Imaginons que la Catalogne proclame son indépendance dans les jours à venir. « Là, les choses sont assez claires. La Catalogne indépendante ne serait pas membre de l’Union européenne. L’Union européenne ne connaît qu’un Etat membre, l’Espagne », a affirmé, mercredi 4 octobre, Pierre Moscovici invité de l’émission « Questions d’info » sur LCP en partenariat avec Le Monde, l’AFP et France Info.

Pour le commissaire européen chargé des affaires économiques, le bras de fer entre Madrid et Barcelone est une « affaire douloureuse qui doit être traitée par les Espagnols. Ce n’est pas à Bruxelles ni à Paris, ni ailleurs que cette situation va être réglée », a-t-il déclaré. M. Moscovici a néanmoins appelé au dialogue et à l’apaisement en évoquant « des images de violence qui ont légitimement choqué. La solution ne peut pas être la confrontation. On doit forcément mettre en place des instances de dialogue », a-t-il fait valoir.

Nécessité d’un budget de la zone euro

Alors que plusieurs régions en Europe réclament davantage d’autonomie, le commissaire européen a affirmé ne pas craindre « la contagion » ni « le délitement » de l’UE mais il a estimé que le cas catalan posait le problème « des inégalités de développement entre régions ».

« Ce sont souvent les régions les plus riches qui veulent leur indépendance et cela soulève le problème du traitement des inégalités territoriales, a-t-il expliqué. Dès lors que les inégalités ne peuvent pas être traitées complètement dans le cadre national, l’Europe a un rôle à jouer. La convergence économique est une question politique majeure. »

Selon lui, l’affaire catalane illustre la nécessité d’un budget de la zone euro qui permettrait « de muscler l’investissement et faire davantage converger les économies ». Rappelant qu’il militait pour cette avancée depuis 2013, il s’est montré optimiste : « Je pense qu’il y a aujourd’hui une fenêtre d’opportunité qui n’existait pas ces dernières années. » Et de citer « la victoire d’Emmanuel Macron, l’orientation européenne d’Angela Merkel et la volonté politique de la commission Juncker ».

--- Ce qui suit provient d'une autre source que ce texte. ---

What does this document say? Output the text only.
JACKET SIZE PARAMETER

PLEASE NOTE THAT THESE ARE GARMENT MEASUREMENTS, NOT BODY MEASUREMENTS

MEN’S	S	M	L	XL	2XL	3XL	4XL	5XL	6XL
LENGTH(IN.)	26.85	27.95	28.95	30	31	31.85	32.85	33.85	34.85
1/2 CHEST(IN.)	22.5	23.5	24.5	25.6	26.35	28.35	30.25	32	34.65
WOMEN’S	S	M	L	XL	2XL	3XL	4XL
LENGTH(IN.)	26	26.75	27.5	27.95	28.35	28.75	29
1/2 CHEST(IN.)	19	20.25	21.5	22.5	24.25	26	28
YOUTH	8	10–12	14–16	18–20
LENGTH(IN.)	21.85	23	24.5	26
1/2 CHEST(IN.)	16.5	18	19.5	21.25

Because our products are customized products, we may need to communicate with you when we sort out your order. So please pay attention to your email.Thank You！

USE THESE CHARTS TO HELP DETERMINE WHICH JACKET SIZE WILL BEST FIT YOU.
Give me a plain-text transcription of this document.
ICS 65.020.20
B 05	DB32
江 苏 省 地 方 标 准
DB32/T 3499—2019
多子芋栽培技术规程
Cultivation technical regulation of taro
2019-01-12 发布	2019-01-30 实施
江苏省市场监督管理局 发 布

C’est, selon M. Moscovici, au sommet de la zone euro en juin 2018 qu’une feuille de route pourrait se dessiner sur plusieurs années. Mais certaines décisions pourraient aller plus vite que d’autres. « La création d’un poste de ministre des finances de la zone euro, qui serait aussi président de l’Eurogroupe, ça peut se faire immédiatement et sans traité », a-t-il fait valoir.

Hostile à la suppression de l’ISF

Interrogé sur la politique française, Pierre Moscovici a critiqué, à titre personnel, la suppression de l’Impôt sur la fortune (ISF) qui sera prochainement remplacé par un impôt sur la fortune immobilière.

« Je pense qu’il faut être capable de marier la liberté économique et le combat contre les inégalités. Or, les inégalités sont extrêmement concentrées dans ce pays et l’ISF est l’un des rares impôts anti-rente dont nous disposons », a-t-il déclaré.

M. Moscovici s’en est par ailleurs vivement pris à Jean-Luc Mélenchon et aux « insoumis » qui ont tenté grâce à un amendement au règlement de l’Assemblée nationale de faire retirer le drapeau européen de l’hémicycle. « Le drapeau européen n’est pas le drapeau d’une entité qui nous est extérieure, c’est notre drapeau », a-t-il souligné en dénonçant « le nationalisme rampant, le refus de l’Europe » de La France insoumise. « Une gauche qui n’est pas européenne n’est pas de gauche, c’est une gauche qui se situe en dehors du champ de la réalité », a-t-il encore accusé.

Le commissaire européen, dont le mandat expire en 2019, entend à l’évidence peser dans la reconstruction de la gauche. « Je ne prendrai pas ma retraite en 2019 », a prévenu M. Moscovici en faisant valoir sa triple expérience européenne, française et d’homme de gauche.